# Mat coming unglued



## makeitsnow (Dec 24, 2012)

My top grass mat has a few bubbles where it's coming unglued from the insulation base below it. Any ideas how to glue it back without tearing it up?


----------



## Big Ed (Jun 16, 2009)

makeitsnow said:


> My top grass mat has a few bubbles where it's coming unglued from the insulation base below it. Any ideas how to glue it back without tearing it up?
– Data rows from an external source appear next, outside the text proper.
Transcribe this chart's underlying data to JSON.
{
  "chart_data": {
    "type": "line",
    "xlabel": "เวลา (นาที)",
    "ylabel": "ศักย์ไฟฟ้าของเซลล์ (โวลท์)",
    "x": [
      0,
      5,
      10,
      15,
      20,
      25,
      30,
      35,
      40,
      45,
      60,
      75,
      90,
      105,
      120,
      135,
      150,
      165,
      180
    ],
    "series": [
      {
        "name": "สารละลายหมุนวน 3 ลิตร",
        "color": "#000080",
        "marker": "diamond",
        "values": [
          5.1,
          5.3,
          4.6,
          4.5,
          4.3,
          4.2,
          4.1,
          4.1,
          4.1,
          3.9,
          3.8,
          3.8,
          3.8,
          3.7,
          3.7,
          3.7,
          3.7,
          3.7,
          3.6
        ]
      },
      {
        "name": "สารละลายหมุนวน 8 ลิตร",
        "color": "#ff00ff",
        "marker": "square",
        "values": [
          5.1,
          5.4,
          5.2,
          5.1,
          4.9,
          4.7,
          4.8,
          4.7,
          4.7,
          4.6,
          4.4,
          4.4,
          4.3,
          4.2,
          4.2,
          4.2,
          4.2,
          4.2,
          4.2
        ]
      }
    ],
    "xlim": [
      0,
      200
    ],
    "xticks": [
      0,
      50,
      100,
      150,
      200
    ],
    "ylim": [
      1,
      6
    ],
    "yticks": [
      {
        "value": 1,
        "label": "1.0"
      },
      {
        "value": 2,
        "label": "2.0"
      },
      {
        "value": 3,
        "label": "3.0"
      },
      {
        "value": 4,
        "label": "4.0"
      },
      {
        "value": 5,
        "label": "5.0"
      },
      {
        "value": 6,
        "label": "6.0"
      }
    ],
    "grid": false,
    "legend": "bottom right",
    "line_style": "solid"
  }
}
Did you try poking it with a pin?
That might let the air out and settle it back into place.


----------



## N scale catastrophe (Nov 18, 2012)

Syringe filled with glue/water mix and something heavy to hold it down while it dries?


----------



## makeitsnow (Dec 24, 2012)

Thinking about using the syringe with some kind of glue. I don't see where poking it with air holes will help. Can't believe this thing came unglued. Used vinyl wallpaper paste made for this material and failing. Lasted about two years. Coming up just in spots though. I know I covered it good when it went down.


----------



## Big Ed (Jun 16, 2009)

makeitsnow said:


> Thinking about using the syringe with some kind of glue. I don't see where poking it with air holes will help. Can't believe this thing came unglued. Used vinyl wallpaper paste made for this material and failing. Lasted about two years. Coming up just in spots though. I know I covered it good when it went down.


You are not poking it with air holes.

Just like if you poked a balloon that has air in it, what would happen?
Would it not flatten out?
It....lets the air out.

Better yet just cover it with some scenery.


----------